Apparently not – while there are many negative evaluations of specific decisions, satisfaction with the government generally is at a high level – especially when the government is portrayed in connection to the chancellor (but not when it is described in relation to the governing parties). It seems that this is where the high personal popularity of the chancellor works. This might explain why many people do not find it particularly important that, according to their own evaluation, they are not being informed correctly about the NSA connections.
But that surely cannot be enough to explain the other dissonances between evaluations of particular issues and voting intentions. Jörg Schönenborn therefore presented in the “Tagesthemen” a second, relevant statistic: The evaluation of the personal economic situation was at its highest level on average since the 1990s – implying that an old dogma would be valid: people keep calm when they consider themselves to be materially secure and developing positively – even if they disagree with particular political decisions.
One could brush this off as a simple fact or find it, like myself, disconcerting. While actual experiences should obviously affect the evaluation of political decisions, it seems worrying if that (coupled with observations of personality traits of politicians) should be all. Especially after the experiences of the financial crisis of 2008 it should actually be clear to most that economic conditions can change quickly and that governments can only influence them to a certain degree. Should decisions about laws that influence the future – not just in economic terms, but also in other areas of politics and life – not also be taken into account more fundamentally when evaluation governments and making decision about voting?
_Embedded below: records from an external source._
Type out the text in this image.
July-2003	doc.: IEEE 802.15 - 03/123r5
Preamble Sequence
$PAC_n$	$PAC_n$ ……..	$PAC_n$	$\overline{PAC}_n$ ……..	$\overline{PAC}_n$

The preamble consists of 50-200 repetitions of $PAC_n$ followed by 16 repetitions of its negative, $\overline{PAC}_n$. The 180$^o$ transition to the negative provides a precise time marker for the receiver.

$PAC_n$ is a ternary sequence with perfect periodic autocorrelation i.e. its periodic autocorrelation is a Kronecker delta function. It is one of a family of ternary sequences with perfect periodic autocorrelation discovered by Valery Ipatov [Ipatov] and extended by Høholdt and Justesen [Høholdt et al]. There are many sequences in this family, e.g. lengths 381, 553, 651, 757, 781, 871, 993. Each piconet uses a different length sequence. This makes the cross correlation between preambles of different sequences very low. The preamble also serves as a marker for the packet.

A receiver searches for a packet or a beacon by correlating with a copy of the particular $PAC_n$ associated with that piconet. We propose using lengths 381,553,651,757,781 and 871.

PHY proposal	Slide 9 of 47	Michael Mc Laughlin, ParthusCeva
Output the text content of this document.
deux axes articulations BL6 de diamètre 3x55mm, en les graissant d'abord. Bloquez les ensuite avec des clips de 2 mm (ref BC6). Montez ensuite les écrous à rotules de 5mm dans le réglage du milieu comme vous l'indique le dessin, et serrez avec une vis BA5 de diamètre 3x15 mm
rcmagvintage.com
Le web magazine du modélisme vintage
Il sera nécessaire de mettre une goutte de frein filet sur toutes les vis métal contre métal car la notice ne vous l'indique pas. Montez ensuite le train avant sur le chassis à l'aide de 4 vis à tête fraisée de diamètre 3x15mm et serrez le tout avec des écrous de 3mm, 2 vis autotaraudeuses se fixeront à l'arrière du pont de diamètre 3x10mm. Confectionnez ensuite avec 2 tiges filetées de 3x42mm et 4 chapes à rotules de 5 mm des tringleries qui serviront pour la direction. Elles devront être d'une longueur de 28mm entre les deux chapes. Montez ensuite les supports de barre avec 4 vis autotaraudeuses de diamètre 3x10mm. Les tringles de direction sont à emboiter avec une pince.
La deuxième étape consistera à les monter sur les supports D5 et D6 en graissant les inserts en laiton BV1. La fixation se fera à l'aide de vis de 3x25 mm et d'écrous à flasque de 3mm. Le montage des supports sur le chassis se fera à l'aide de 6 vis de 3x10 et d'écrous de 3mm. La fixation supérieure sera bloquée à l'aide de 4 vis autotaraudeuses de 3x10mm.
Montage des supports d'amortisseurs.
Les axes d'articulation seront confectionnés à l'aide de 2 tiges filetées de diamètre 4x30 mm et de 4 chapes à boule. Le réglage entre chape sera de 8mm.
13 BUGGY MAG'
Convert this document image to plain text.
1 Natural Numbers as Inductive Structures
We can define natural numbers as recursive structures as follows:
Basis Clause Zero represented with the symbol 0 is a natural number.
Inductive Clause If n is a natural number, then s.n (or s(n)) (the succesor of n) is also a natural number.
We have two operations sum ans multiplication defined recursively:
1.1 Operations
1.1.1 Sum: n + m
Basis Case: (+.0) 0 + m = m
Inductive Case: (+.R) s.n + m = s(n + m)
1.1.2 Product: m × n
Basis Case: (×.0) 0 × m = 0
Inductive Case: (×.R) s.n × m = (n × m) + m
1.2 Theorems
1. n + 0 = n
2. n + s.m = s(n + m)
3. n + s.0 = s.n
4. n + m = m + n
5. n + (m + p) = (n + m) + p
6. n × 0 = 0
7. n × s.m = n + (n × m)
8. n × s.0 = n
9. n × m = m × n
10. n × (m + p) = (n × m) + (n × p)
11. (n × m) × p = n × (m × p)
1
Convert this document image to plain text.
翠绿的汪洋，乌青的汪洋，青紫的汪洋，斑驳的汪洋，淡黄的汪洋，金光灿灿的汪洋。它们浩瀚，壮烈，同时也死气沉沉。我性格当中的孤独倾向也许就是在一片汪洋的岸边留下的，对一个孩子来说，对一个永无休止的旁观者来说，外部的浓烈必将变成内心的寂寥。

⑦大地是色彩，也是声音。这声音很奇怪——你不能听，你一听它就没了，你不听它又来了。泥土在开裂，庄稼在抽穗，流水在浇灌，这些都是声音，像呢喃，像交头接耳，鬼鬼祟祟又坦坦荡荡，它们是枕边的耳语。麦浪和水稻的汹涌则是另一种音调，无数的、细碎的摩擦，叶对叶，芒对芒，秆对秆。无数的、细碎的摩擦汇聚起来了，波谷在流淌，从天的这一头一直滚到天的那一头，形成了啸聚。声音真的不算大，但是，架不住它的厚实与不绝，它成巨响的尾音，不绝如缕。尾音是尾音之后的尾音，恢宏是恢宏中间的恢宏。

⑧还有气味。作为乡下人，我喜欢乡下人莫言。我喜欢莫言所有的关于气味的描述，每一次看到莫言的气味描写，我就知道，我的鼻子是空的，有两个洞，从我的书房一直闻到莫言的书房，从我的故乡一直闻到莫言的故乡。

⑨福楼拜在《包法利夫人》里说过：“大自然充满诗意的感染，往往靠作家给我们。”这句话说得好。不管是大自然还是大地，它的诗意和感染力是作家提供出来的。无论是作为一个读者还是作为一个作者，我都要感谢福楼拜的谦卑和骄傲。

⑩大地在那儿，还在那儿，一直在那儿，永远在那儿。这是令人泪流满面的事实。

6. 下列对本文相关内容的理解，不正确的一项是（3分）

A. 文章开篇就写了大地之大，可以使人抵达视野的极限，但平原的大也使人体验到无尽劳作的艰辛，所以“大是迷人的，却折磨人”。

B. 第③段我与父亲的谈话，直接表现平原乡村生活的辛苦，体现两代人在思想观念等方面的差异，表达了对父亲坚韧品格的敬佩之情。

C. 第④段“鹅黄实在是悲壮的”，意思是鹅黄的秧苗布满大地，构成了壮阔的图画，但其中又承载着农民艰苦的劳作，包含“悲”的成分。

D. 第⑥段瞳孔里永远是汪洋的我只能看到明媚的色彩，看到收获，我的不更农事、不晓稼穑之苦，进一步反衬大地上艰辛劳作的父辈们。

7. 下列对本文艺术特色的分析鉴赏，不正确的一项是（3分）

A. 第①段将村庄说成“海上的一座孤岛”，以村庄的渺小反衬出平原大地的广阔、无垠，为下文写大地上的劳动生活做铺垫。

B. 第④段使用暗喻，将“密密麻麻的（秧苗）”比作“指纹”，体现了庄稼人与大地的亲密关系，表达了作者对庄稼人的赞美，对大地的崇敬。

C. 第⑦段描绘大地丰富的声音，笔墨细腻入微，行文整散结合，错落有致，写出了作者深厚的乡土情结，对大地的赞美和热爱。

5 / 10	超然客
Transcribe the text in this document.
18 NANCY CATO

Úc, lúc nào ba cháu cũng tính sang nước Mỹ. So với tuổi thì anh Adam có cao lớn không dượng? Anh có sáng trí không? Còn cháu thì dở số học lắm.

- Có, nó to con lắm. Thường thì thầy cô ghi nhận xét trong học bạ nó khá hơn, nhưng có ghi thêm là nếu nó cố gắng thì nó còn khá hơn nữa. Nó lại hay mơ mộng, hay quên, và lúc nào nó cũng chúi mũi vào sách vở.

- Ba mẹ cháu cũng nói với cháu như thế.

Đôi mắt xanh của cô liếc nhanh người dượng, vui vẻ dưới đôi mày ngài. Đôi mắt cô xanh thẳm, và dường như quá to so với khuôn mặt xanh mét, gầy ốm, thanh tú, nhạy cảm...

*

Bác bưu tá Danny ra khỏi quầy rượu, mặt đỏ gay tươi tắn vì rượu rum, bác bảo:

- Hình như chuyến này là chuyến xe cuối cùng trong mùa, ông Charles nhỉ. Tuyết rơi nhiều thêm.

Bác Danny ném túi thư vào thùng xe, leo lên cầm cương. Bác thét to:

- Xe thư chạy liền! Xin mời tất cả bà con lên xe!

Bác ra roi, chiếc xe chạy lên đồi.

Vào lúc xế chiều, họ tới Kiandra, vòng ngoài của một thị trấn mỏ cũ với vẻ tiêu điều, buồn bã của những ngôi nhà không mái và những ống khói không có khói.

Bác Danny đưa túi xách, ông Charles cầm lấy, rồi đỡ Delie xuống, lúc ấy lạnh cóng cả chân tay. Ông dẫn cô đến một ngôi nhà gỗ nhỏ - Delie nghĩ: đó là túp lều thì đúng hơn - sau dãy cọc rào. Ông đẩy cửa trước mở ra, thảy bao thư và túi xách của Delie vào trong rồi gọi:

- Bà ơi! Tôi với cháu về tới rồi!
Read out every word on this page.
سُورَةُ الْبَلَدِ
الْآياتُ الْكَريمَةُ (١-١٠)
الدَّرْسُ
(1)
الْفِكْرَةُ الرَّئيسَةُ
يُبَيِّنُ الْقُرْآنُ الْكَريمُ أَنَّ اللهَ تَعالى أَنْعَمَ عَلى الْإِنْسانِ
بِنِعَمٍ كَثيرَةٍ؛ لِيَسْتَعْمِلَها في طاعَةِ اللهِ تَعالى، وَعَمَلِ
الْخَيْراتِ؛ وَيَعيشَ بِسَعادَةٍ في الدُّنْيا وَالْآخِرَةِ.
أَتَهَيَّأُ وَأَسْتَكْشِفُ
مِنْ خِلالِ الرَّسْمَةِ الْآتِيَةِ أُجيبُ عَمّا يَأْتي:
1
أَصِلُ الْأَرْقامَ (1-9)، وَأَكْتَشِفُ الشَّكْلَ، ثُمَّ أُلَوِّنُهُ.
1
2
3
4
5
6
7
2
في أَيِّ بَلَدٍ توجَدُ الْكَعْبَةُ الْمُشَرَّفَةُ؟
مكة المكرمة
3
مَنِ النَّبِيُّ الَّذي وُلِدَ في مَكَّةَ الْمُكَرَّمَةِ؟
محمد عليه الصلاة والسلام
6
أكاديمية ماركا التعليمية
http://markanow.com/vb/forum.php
Maybe we see something much more far-reaching than preferences for the personality of some over others and simple satisfaction based on a good economic situation. One could also interpret these results in a different light: Maybe most people do not actually expect that those governing can affect their life circumstances extensively. The relative inability to regulate large actors on the global markets for finance and goods may resulted in a fundamental re-evaluation of the extent that democratically elected representatives have to act and influence. As a consequence those winning politically will be the ones who are seen to obstruct the positive utilities the least – and probably not those who have the most encompassing plans for change, that most people would favour substantially. Because if they consider it non-credible that political institutions could have the ability to enable such (desired) changes, the agreement on the issue substantively does not matter. If that were the case we would have an enormous problem – because if would solidify an apathy towards representative democracy and possibilities for change. And that would be genuinely disconcerting.